Political Scientist Rudra Sil Reconsiders Russia

Rudra Sil, the director of the Huntsman Program in International Studies and Business, does research in the fields of comparative and international politics with a special interest in Russian and post-communist studies, Russian foreign policy, and United States-Russia relations.

One of his books, Russia Reconsidered: The Fate of a Former Superpower, has deliberately been delayed for a few years to allow Sil to broadly examine the topic through long-term evaluation. It is already under advanced contract from Cambridge University Press.

Of the work in progress, Sil says the truth is always more complicated than adversarial policy makers would have their populations believe.

“This is to make the point that we are letting our adversarial relationship with Russia in the last five years produce a rather stark, ‘black’ image of a country that is actually more different shades of grey,” says Sil, “depending on the pressures and challenges with which it’s coping.”

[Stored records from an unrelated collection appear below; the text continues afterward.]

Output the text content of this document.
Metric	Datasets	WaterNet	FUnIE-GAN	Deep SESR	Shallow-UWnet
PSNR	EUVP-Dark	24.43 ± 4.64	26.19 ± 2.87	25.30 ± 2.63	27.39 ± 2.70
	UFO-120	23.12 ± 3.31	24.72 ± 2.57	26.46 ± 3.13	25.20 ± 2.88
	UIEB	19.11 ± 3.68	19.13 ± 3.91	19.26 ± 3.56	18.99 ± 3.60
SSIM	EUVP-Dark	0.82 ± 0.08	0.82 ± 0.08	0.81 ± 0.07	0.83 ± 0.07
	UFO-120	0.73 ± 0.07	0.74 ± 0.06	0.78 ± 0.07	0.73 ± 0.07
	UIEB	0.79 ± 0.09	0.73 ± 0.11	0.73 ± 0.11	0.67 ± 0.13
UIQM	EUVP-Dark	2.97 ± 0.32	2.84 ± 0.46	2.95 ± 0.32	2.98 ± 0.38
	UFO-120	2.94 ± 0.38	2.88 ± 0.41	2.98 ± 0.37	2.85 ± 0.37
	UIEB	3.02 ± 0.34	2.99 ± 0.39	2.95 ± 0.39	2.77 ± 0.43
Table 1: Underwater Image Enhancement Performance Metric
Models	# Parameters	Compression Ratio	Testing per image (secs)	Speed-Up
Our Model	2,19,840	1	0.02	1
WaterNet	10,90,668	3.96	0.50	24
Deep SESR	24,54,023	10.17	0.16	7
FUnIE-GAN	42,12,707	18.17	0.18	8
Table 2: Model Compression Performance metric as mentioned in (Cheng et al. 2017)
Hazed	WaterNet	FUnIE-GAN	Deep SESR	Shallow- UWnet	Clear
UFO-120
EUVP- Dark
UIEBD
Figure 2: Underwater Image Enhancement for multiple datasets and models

The book will examine the Russian political system and its economics, exports, foreign policy and other topics, putting Russia in a comparative framework with a set of relevant, non-Western nations. It will also take a long-term view of Russia-related issues and implications, looking backwards to the collapse of the Soviet Union as a superpower.

​​​​​​​“Each chapter provides a more nuanced view based on easily accessible open-source data points, like the World Bank, and calls into question black-and-white debates that have taken hold between our ‘correct’ storytelling about Russia and the ‘propaganda’ supposedly coming out of the Kremlin,” Sil says.